We know that, $\cos \left(180°-\theta \right)=-\cos \left(\theta \right)$.

So,

$$\begin{gathered} \cos (150°)=\cos (150°-30°) \\ \Rightarrow \cos (150°)=-\cos (30°) \\ \Rightarrow \cos (150°)=-\frac{\sqrt{3}}{2} \end{gathered}$$

Step 2: Compute the $\text{tangent}$ and $\mathrm{cotangent}$ of the given angle.

Compute the $\text{tangent}$ of the given angle.

We know that, $\tan \left(180°-\theta \right)=-\tan \left(\theta \right)$.

So,

$$\begin{gathered} \tan (150°)=\tan (150°-30°) \\ \Rightarrow \tan (150°)=-\tan (30°) \\ \Rightarrow \tan (150°)=-\frac{1}{\sqrt{3}} \end{gathered}$$

Compute the $\text{cotangent}$ of the given angle.

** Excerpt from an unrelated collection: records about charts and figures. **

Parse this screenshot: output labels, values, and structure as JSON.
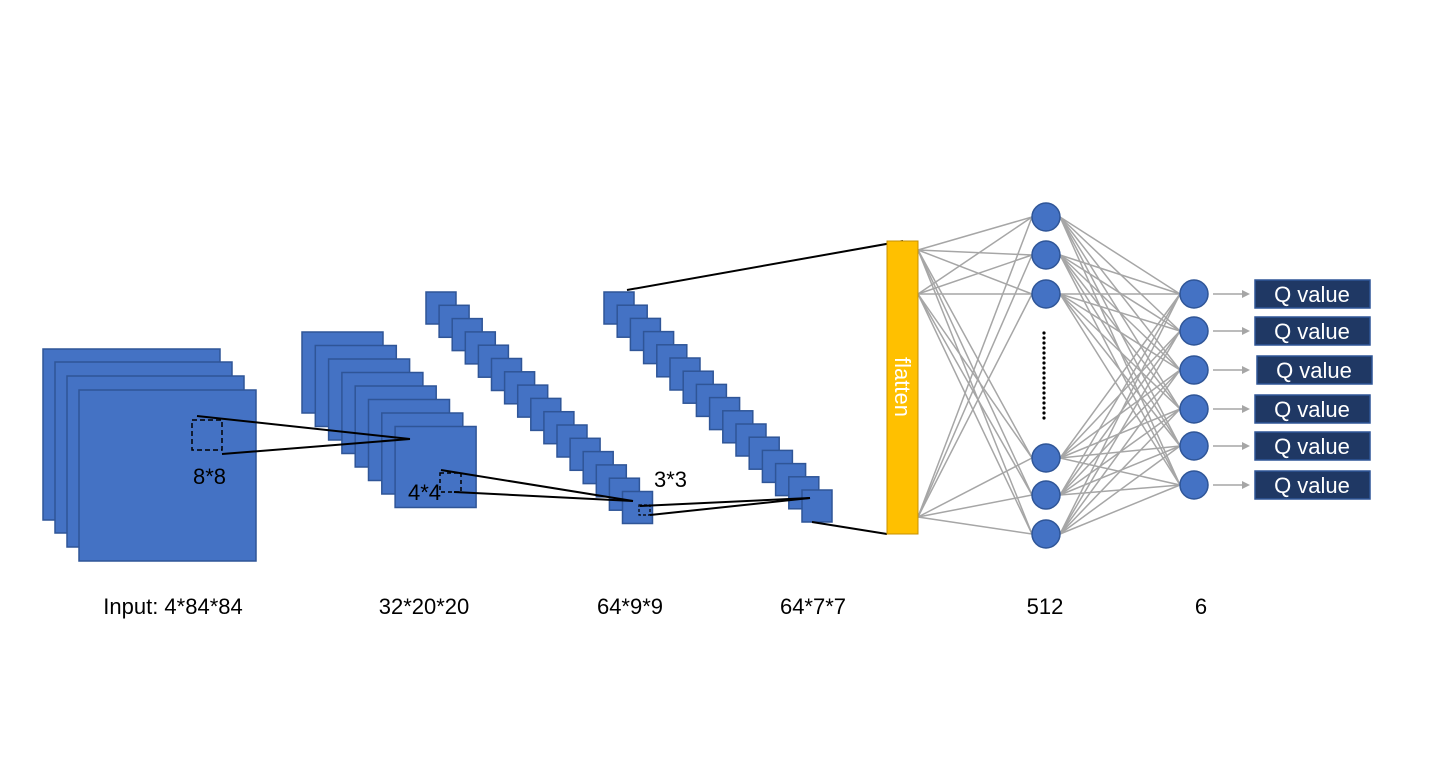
{
  "colors": {
    "feature_map": "#4472c4",
    "feature_map_border": "#2f5597",
    "node": "#4472c4",
    "flatten_bar": "#ffc000",
    "output_box": "#1f3864",
    "connection": "#a6a6a6",
    "projection_line": "#000000"
  },
  "layers": {
    "input_label": "Input: 4*84*84",
    "conv1_label": "32*20*20",
    "conv2_label": "64*9*9",
    "conv3_label": "64*7*7",
    "fc_label": "512",
    "out_label": "6"
  },
  "kernels": {
    "k1": "8*8",
    "k2": "4*4",
    "k3": "3*3"
  },
  "flatten": {
    "label": "flatten"
  },
  "outputs": [
    "Q value",
    "Q value",
    "Q value",
    "Q value",
    "Q value",
    "Q value"
  ]
}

We know that, $cot\left(180°-\theta \right)=-cot\left(\theta \right)$.

So,

$$\begin{gathered} cot(150°)=cot(150°-30°) \\ \Rightarrow cot(150°)=-cot(30°) \\ \Rightarrow cot(150°)=-\sqrt{3} \end{gathered}$$

Step 3: Compute the $\text{secant}$ and $\text{cosecant}$ of the given angle.

Compute the $\text{secant}$ of the given angle.

We know that, $sec\left(180°-\theta \right)=-sec\left(\theta \right)$.

So,

$$\begin{gathered} sec(150°)=sec(150°-30°) \\ \Rightarrow sec(150°)=-sec(30°) \\ \Rightarrow sec(150°)=-\frac{2}{\sqrt{3}} \end{gathered}$$

Compute the $\text{cosecant}$ of the given angle.

We know that, $\cos ec\left(180°-\theta \right)=\cos ec\left(\theta \right)$.

So,

$$\begin{gathered} \cos ec(150°)=cosec(150°-30°) \\ \Rightarrow \cos ec(150°)=cosec(30°) \\ \Rightarrow \cos ec(150°)=2 \end{gathered}$$

Hence, the values of trigonometric ratios are

$$\begin{gathered} \sin \left({150}^{\circ }\right)=\frac{1}{2} \\ \cos \left({150}^{\circ }\right)=-\frac{\sqrt{3}}{2} \\ \tan \left({150}^{\circ }\right)=-\frac{1}{\sqrt{3}} \\ c\mathrm{os}ec\left({150}^{\circ }\right)=2 \\ sec\left({150}^{\circ }\right)=-\frac{2}{\sqrt{3}} \\ cot\left({150}^{\circ }\right)=-\sqrt{3} \end{gathered}$$